Por Alfredo Sternheim
O
começo do fim
Na década de 70, em
alguns anos o Cinema da Boca respondeu por mais de 50% da produção brasileira.
Uma demonstração cabal da força da iniciativa privada e que se fazia ouvir,
tinha suas lideranças nas discussões oficiais sobre a condução do nosso cinema,
a luta por melhores condições. É o que aconteceu, por exemplo, no 1º Congresso
da Indústria Cinematográfica Brasileira, em outubro de 1972, no Rio de Janeiro.
Na ocasião, foram discutidas amplas medidas para acirrar a evolução do nosso
cinema. Produtores como Oswaldo Massaini e Alfredo Palácios levaram suas
sugestões. O primeiro defendeu limites para a importação fácil e desenfreada
das produções. O segundo, após apresentar um resumo das lutas realizadas até
então pelo desenvolvimento do cinema nacional, enfatizou medidas para elevar a
rentabilidade dos filmes em nosso mercado e algumas medidas favoráveis ao
exibidor, como isenção de impostos para os cinemas que ocupassem espaços
ociosos com aulas e divulgação de nossos filmes. “A técnica de recuperação do
público, em todo o mundo, vem se fazendo com o abandono de salas de grande
lotação e a multiplicação de salas menores”, disse na ocasião.
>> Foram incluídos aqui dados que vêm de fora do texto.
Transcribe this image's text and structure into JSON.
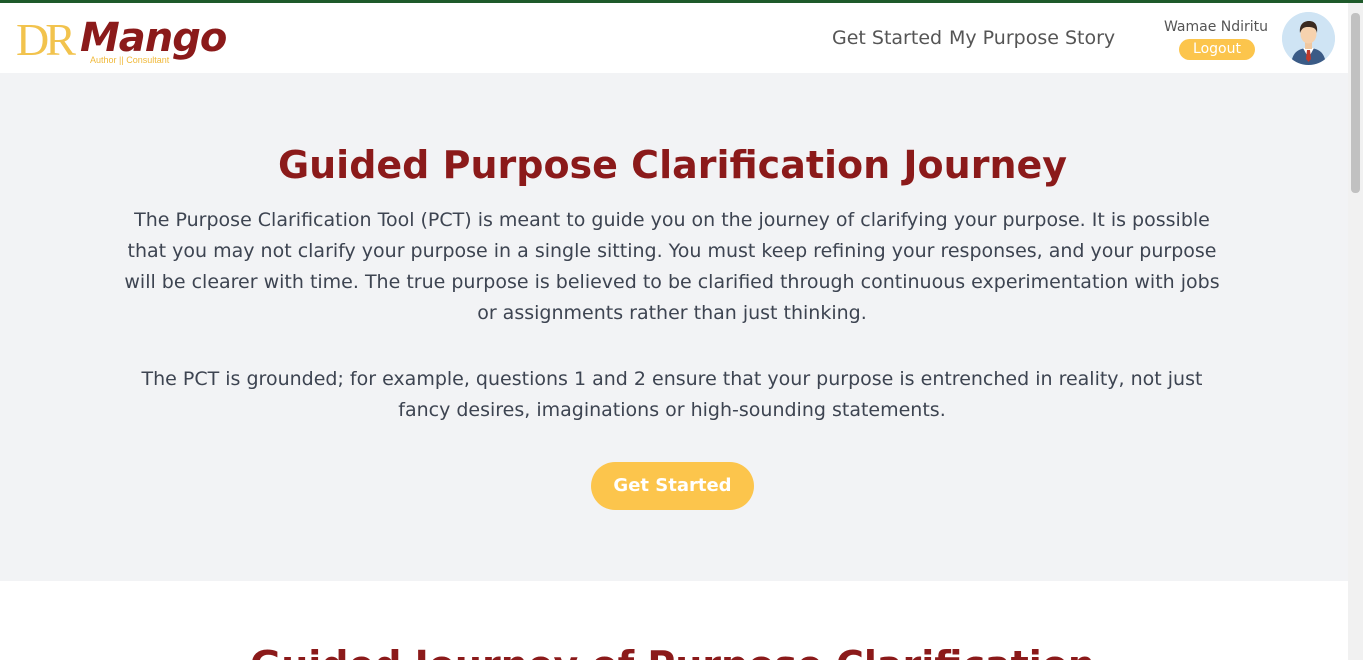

Hoje, está
provado que ele estava com a razão.
Porém, nem ele e nem
outros cineastas, técnicos ou artistas da Boca que lá estavam vislumbraram algum
perigo na Embrafilme, que já estava no terceiro ano de sua existência. Ela foi
criada sem consultas prévias à classe cinematográfica em setembro de 1969,
através de um surpreendente decreto da junta militar que presidia o Brasil em
substituição ao General Costa e Silva, que havia sofrido um derrame. O objetivo
inicial parecia ingênuo e nobre: estimular a exibição de nossos filmes no
Exterior, comercialmente ou em certames e festivais. O resto – ou seja, a
regulamentação de nosso mercado, os incentivos para a nossa indústria –
continuaria sendo gerenciado pelo INC, o Instituto Nacional de Cinema.
Só que, em pouco tempo,
a conduta da Embrafilme foi mudando. A empresa, com personalidade jurídica de
direito privado, mas vinculada ao Ministério de Educação e Cultura (que na
época tinha como titular o coronel Jarbas Passarinho), gradativamente adquiriu
mais força, tornou-se uma concorrente da iniciativa privada. Ao mesmo tempo, o
INC ia sendo esvaziado, perdia as suas atribuições. Na área da produção, o favor
fiscal que permitia às distribuidoras e importadoras co-produzirem filmes
brasileiros por suas escolhas foi objeto de alteração. A partir de uma lei,
passou-se a exigir que os depósitos nesse sentido fossem realizados em nome da
Embrafilme, que teria, daí em diante, autoridade para autorizar ou não a
co-produção. Nesse clima, ficou patente, como registra a imprensa da época, que
o cinema feito no Rio de Janeiro era bem mais favorecido que o de São Paulo.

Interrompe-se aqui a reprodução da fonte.